Feinstein connected with the woman at issue through Democratic Rep. Anna Eshoo of California, the alleged victim’s congresswoman. Feinstein’s office has been in possession of the allegations since July. The matter was not raised during Kavanaugh’s confirmation hearing, and a Judiciary Committee spokesperson said it did not arise during a closed session where sensitive information was discussed.

The unnamed woman has declined to give interviews with the press.
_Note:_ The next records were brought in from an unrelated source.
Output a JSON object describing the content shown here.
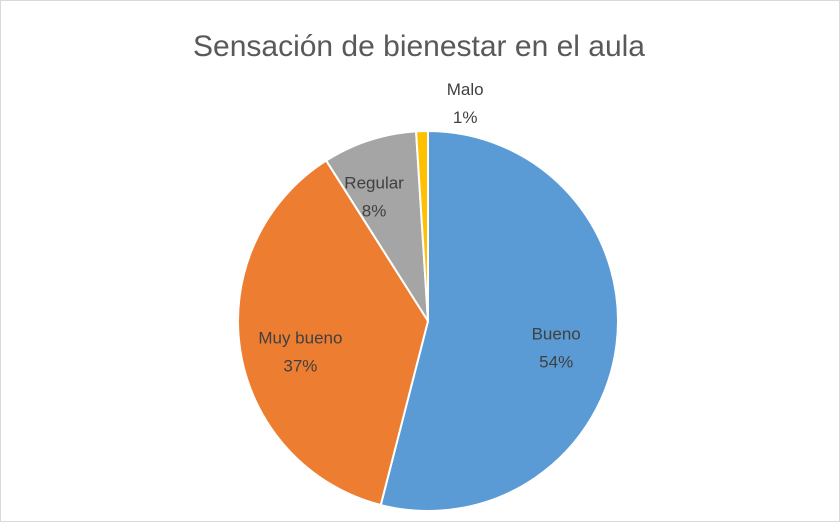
{
  "chart_data": {
    "type": "pie",
    "title": "Sensación de bienestar en el aula",
    "categories": [
      "Bueno",
      "Muy bueno",
      "Regular",
      "Malo"
    ],
    "values": [
      54,
      37,
      8,
      1
    ],
    "value_labels": [
      "54%",
      "37%",
      "8%",
      "1%"
    ],
    "colors": [
      "#5b9bd5",
      "#ed7d31",
      "#a5a5a5",
      "#ffc000"
    ]
  }
}
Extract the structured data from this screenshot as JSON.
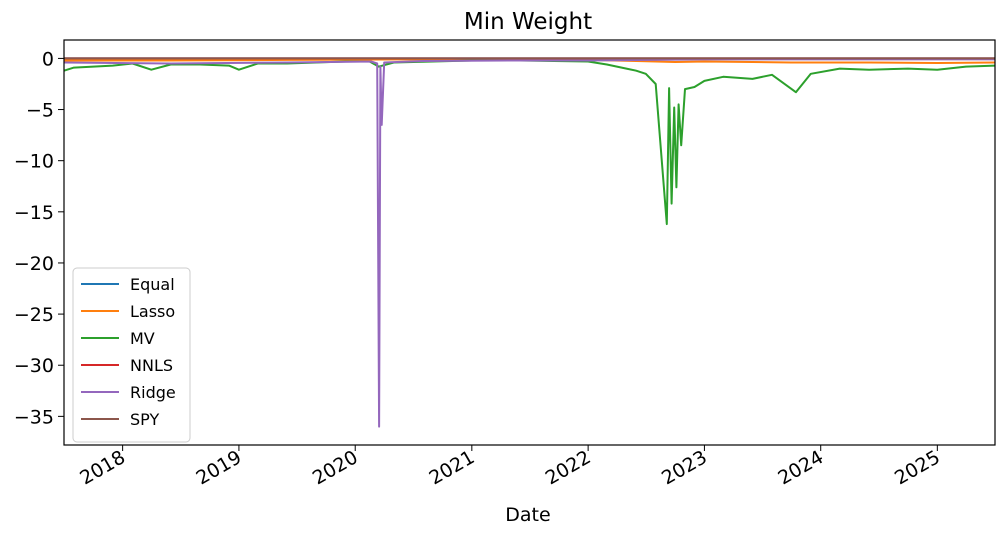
{
  "chart_data": {
    "type": "line",
    "title": "Min Weight",
    "xlabel": "Date",
    "ylabel": "",
    "x_tick_labels": [
      "2018",
      "2019",
      "2020",
      "2021",
      "2022",
      "2023",
      "2024",
      "2025"
    ],
    "y_tick_labels": [
      "0",
      "−5",
      "−10",
      "−15",
      "−20",
      "−25",
      "−30",
      "−35"
    ],
    "y_ticks": [
      0,
      -5,
      -10,
      -15,
      -20,
      -25,
      -30,
      -35
    ],
    "xlim": [
      "2017-07-01",
      "2025-07-01"
    ],
    "ylim": [
      -37.8,
      1.8
    ],
    "legend_position": "lower-left",
    "grid": false,
    "series": [
      {
        "name": "Equal",
        "color": "#1f77b4",
        "points": [
          [
            "2017-07-01",
            0.0
          ],
          [
            "2025-07-01",
            0.0
          ]
        ]
      },
      {
        "name": "Lasso",
        "color": "#ff7f0e",
        "points": [
          [
            "2017-07-01",
            -0.2
          ],
          [
            "2018-06-01",
            -0.2
          ],
          [
            "2019-06-01",
            -0.15
          ],
          [
            "2020-06-01",
            -0.1
          ],
          [
            "2021-06-01",
            -0.1
          ],
          [
            "2022-01-01",
            -0.15
          ],
          [
            "2022-06-01",
            -0.25
          ],
          [
            "2022-10-01",
            -0.35
          ],
          [
            "2023-01-01",
            -0.3
          ],
          [
            "2023-06-01",
            -0.35
          ],
          [
            "2023-10-01",
            -0.4
          ],
          [
            "2024-01-01",
            -0.4
          ],
          [
            "2024-06-01",
            -0.4
          ],
          [
            "2025-01-01",
            -0.45
          ],
          [
            "2025-07-01",
            -0.4
          ]
        ]
      },
      {
        "name": "MV",
        "color": "#2ca02c",
        "points": [
          [
            "2017-07-01",
            -1.2
          ],
          [
            "2017-08-01",
            -0.9
          ],
          [
            "2017-10-01",
            -0.8
          ],
          [
            "2017-12-01",
            -0.7
          ],
          [
            "2018-02-01",
            -0.5
          ],
          [
            "2018-04-01",
            -1.1
          ],
          [
            "2018-06-01",
            -0.6
          ],
          [
            "2018-09-01",
            -0.6
          ],
          [
            "2018-12-01",
            -0.7
          ],
          [
            "2019-01-01",
            -1.1
          ],
          [
            "2019-03-01",
            -0.5
          ],
          [
            "2019-06-01",
            -0.5
          ],
          [
            "2019-09-01",
            -0.4
          ],
          [
            "2019-12-01",
            -0.3
          ],
          [
            "2020-02-15",
            -0.3
          ],
          [
            "2020-03-15",
            -0.8
          ],
          [
            "2020-05-01",
            -0.4
          ],
          [
            "2020-09-01",
            -0.3
          ],
          [
            "2021-01-01",
            -0.2
          ],
          [
            "2021-06-01",
            -0.2
          ],
          [
            "2022-01-01",
            -0.3
          ],
          [
            "2022-03-01",
            -0.6
          ],
          [
            "2022-05-01",
            -1.0
          ],
          [
            "2022-06-01",
            -1.2
          ],
          [
            "2022-07-01",
            -1.5
          ],
          [
            "2022-08-01",
            -2.5
          ],
          [
            "2022-09-05",
            -16.2
          ],
          [
            "2022-09-12",
            -2.9
          ],
          [
            "2022-09-20",
            -14.2
          ],
          [
            "2022-09-28",
            -4.8
          ],
          [
            "2022-10-05",
            -12.6
          ],
          [
            "2022-10-12",
            -4.5
          ],
          [
            "2022-10-20",
            -8.5
          ],
          [
            "2022-11-01",
            -3.0
          ],
          [
            "2022-12-01",
            -2.8
          ],
          [
            "2023-01-01",
            -2.2
          ],
          [
            "2023-03-01",
            -1.8
          ],
          [
            "2023-06-01",
            -2.0
          ],
          [
            "2023-08-01",
            -1.6
          ],
          [
            "2023-10-15",
            -3.3
          ],
          [
            "2023-12-01",
            -1.5
          ],
          [
            "2024-03-01",
            -1.0
          ],
          [
            "2024-06-01",
            -1.1
          ],
          [
            "2024-10-01",
            -1.0
          ],
          [
            "2025-01-01",
            -1.1
          ],
          [
            "2025-04-01",
            -0.8
          ],
          [
            "2025-07-01",
            -0.7
          ]
        ]
      },
      {
        "name": "NNLS",
        "color": "#d62728",
        "points": [
          [
            "2017-07-01",
            0.0
          ],
          [
            "2025-07-01",
            0.0
          ]
        ]
      },
      {
        "name": "Ridge",
        "color": "#9467bd",
        "points": [
          [
            "2017-07-01",
            -0.4
          ],
          [
            "2018-06-01",
            -0.5
          ],
          [
            "2019-06-01",
            -0.4
          ],
          [
            "2020-02-20",
            -0.3
          ],
          [
            "2020-03-10",
            -0.5
          ],
          [
            "2020-03-16",
            -36.0
          ],
          [
            "2020-03-20",
            -0.8
          ],
          [
            "2020-03-24",
            -6.5
          ],
          [
            "2020-04-01",
            -0.4
          ],
          [
            "2020-08-01",
            -0.25
          ],
          [
            "2021-06-01",
            -0.2
          ],
          [
            "2022-01-01",
            -0.2
          ],
          [
            "2023-01-01",
            -0.1
          ],
          [
            "2025-07-01",
            -0.1
          ]
        ]
      },
      {
        "name": "SPY",
        "color": "#8c564b",
        "points": [
          [
            "2017-07-01",
            0.0
          ],
          [
            "2025-07-01",
            0.0
          ]
        ]
      }
    ]
  }
}
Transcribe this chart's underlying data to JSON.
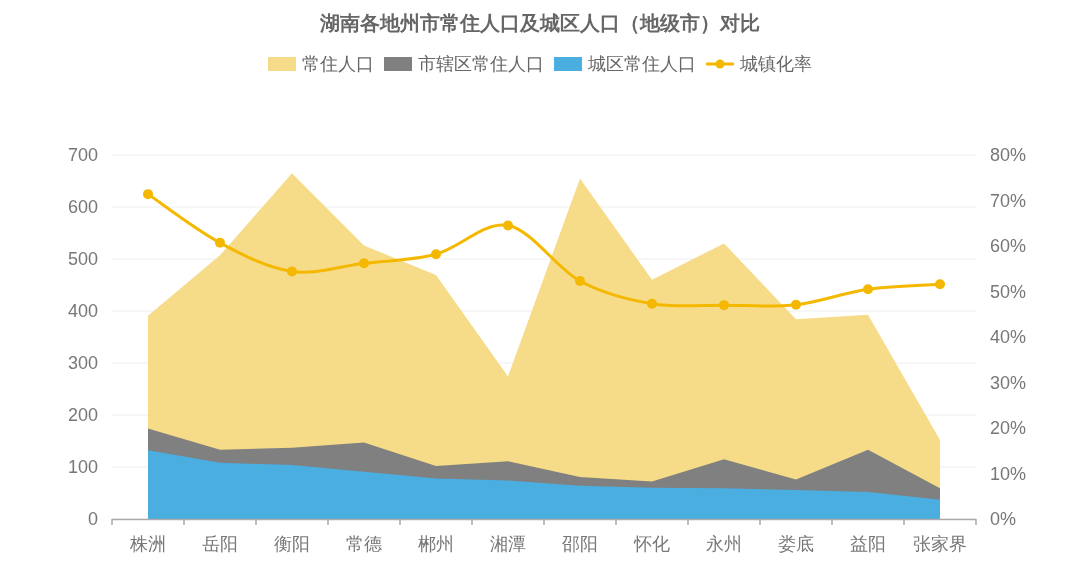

Feinstein said the woman declined to press the issue after sharing her allegation with Eshoo.

The Judiciary Committee spokesperson also said Friday afternoon that the panel still plans to forward Kavanaugh’s nomination to the full Senate on Sept. 20.

“The committee vote on Judge Kavanaugh’s nomination will proceed as scheduled, next Thursday,” the spokesperson said.

Moments after The New Yorker report was released, a spokesperson for Senate Judiciary Committee chairman Chuck Grassley released a letter from 65 women attesting to his good character.

The rapidity with which the letter was assembled and released raised eyebrows, but one signatory said on Twitter that she only learned of the effort on Thursday night.

“Through the more than 35 years we have known him, Brett has stood out for his friendship, character, and integrity,” the letter reads. “In particular, he has always treated women with decency and respect. That was true when he was in high school, and it has remained true to this day.”